Naquele dia 06/ 08/1977, em meio ao arrepio da pele e das minhas lágrimas que caíam sobre o seu rosto, eu fiz uma prece: “Meu Deus, a partir de hoje, coloca sobre os meus ombros todo o sofrimento que vier para esta criança!”

Passaram-se décadas para que eu pudesse entender que a minha prece não fora atendida. E não foi por falta de merecimento nem seu, nem meu. Cada um de nós, ao nascer, independentemente, da cor, raça, religião, ideologia ou status social traz em si a fagulha divina, a presença de Deus tatuada em nosso coração e o mistério da Divindade correndo em nossas veias.

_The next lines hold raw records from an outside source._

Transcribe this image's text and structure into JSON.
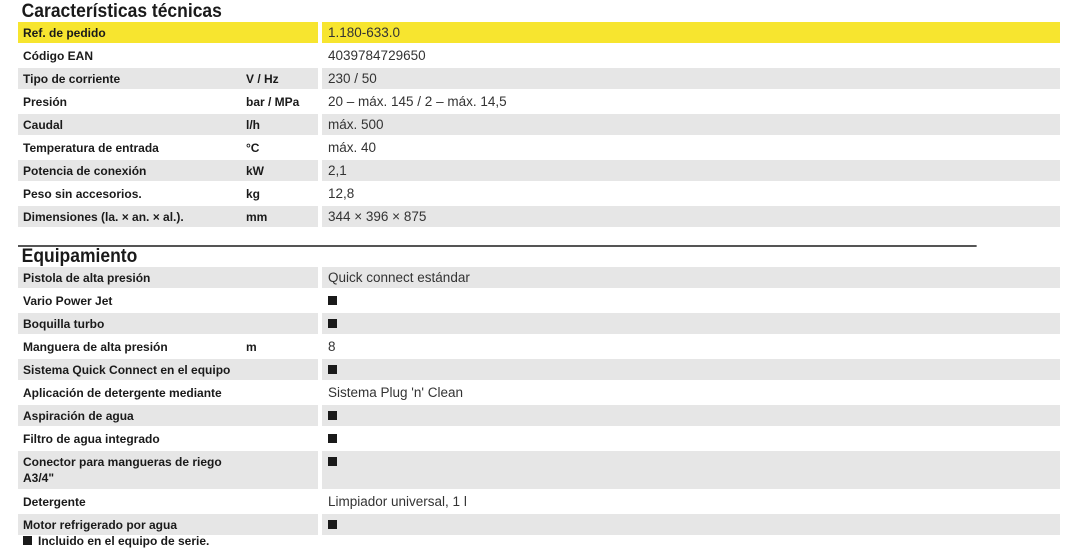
{
  "technical": {
    "title": "Características técnicas",
    "rows": [
      {
        "label": "Ref. de pedido",
        "unit": "",
        "value": "1.180-633.0"
      },
      {
        "label": "Código EAN",
        "unit": "",
        "value": "4039784729650"
      },
      {
        "label": "Tipo de corriente",
        "unit": "V / Hz",
        "value": "230 / 50"
      },
      {
        "label": "Presión",
        "unit": "bar / MPa",
        "value": "20 – máx. 145 / 2 – máx. 14,5"
      },
      {
        "label": "Caudal",
        "unit": "l/h",
        "value": "máx. 500"
      },
      {
        "label": "Temperatura de entrada",
        "unit": "°C",
        "value": "máx. 40"
      },
      {
        "label": "Potencia de conexión",
        "unit": "kW",
        "value": "2,1"
      },
      {
        "label": "Peso sin accesorios.",
        "unit": "kg",
        "value": "12,8"
      },
      {
        "label": "Dimensiones (la. × an. × al.).",
        "unit": "mm",
        "value": "344 × 396 × 875"
      }
    ]
  },
  "equipment": {
    "title": "Equipamiento",
    "rows": [
      {
        "label": "Pistola de alta presión",
        "unit": "",
        "value": "Quick connect estándar"
      },
      {
        "label": "Vario Power Jet",
        "unit": "",
        "value": ""
      },
      {
        "label": "Boquilla turbo",
        "unit": "",
        "value": ""
      },
      {
        "label": "Manguera de alta presión",
        "unit": "m",
        "value": "8"
      },
      {
        "label": "Sistema Quick Connect en el equipo",
        "unit": "",
        "value": ""
      },
      {
        "label": "Aplicación de detergente mediante",
        "unit": "",
        "value": "Sistema Plug 'n' Clean"
      },
      {
        "label": "Aspiración de agua",
        "unit": "",
        "value": ""
      },
      {
        "label": "Filtro de agua integrado",
        "unit": "",
        "value": ""
      },
      {
        "label": "Conector para mangueras de riego A3/4\"",
        "unit": "",
        "value": ""
      },
      {
        "label": "Detergente",
        "unit": "",
        "value": "Limpiador universal, 1 l"
      },
      {
        "label": "Motor refrigerado por agua",
        "unit": "",
        "value": ""
      }
    ]
  },
  "footnote": "Incluido en el equipo de serie.",
  "colors": {
    "highlight": "#f7e52f",
    "stripe": "#e6e6e6",
    "bullet": "#1a1a1a"
  },
  "icons": {
    "included": "filled-square-icon"
  }
}
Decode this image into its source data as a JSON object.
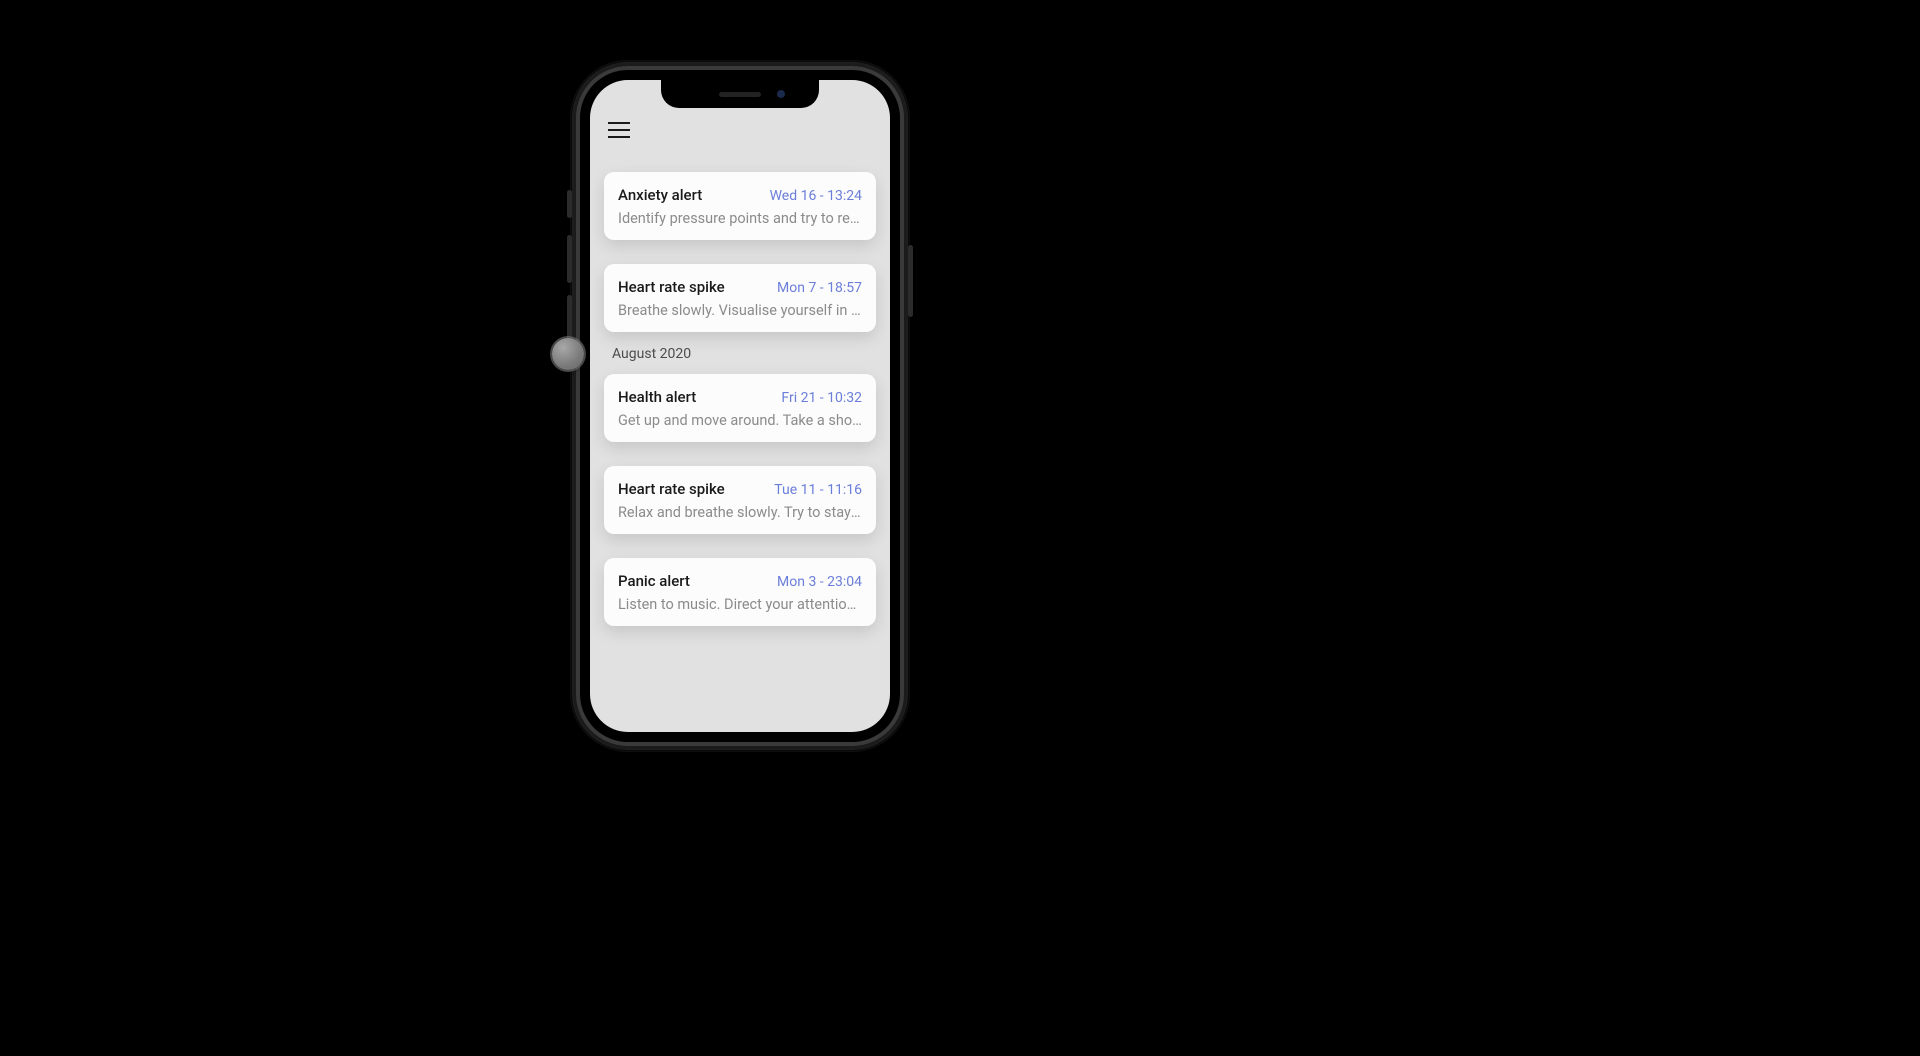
{
  "sections": [
    {
      "label": null,
      "items": [
        {
          "title": "Anxiety alert",
          "time": "Wed 16 - 13:24",
          "body": "Identify pressure points and try to reduce stress."
        },
        {
          "title": "Heart rate spike",
          "time": "Mon 7 - 18:57",
          "body": "Breathe slowly. Visualise yourself in a calm place."
        }
      ]
    },
    {
      "label": "August 2020",
      "items": [
        {
          "title": "Health alert",
          "time": "Fri 21 - 10:32",
          "body": "Get up and move around. Take a short walk."
        },
        {
          "title": "Heart rate spike",
          "time": "Tue 11 - 11:16",
          "body": "Relax and breathe slowly. Try to stay calm."
        },
        {
          "title": "Panic alert",
          "time": "Mon 3 - 23:04",
          "body": "Listen to music. Direct your attention elsewhere."
        }
      ]
    }
  ]
}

Nascemos nus e voltamos nus em um corpo que aos poucos vai se transformando em cinzas. Faz parte do Plano Divino, porque em tudo há um propósito! Não nos cabe contestar.

Por isso, nesta manhã de domingo, quando a dor silenciosa da casa de boneca me visita, eu abro todas as portas que havia fechado quando fui velar e assistir à cremação do seu corpo no Cemitério do Parque das Acácias e deixo que o vazio e o silêncio me preencham para viver o luto da sua ausência. A casa de boneca (a qual você costumava chamar assim, por conta da organização e o cheirinho de lavanda no ar), hoje, está um caos: cadeira de rodas, cadeira de banho, cama hospitalar, litros de oxigênio, soros pendurados em suportes, caixas e mais caixas de medicamentos, agulhas, gases, algodão, prateleiras abarrotadas de lençóis, camisolas, toalhas, material de higiene, cremes e pomadas se espalham pelos cômodos... E o nosso perfume? Sim, digo nosso, porque nesta reta final (que durou quatro meses) eu, estrategicamente, escolhi o mesmo perfume para nós duas, para que a minha ausência, ainda que por breves momentos, não fosse sentida... Você estava em mim e eu em você.

E agora, como eu fico? A mesa está vazia, o quarto está vazio e a casa silenciosa. Em breve, a casa de boneca voltará a ser como que era antes. A cama e os medicamentos, entre outros objetos serão devolvidos. Mas, quem me devolverá você, senão as memórias felizes!?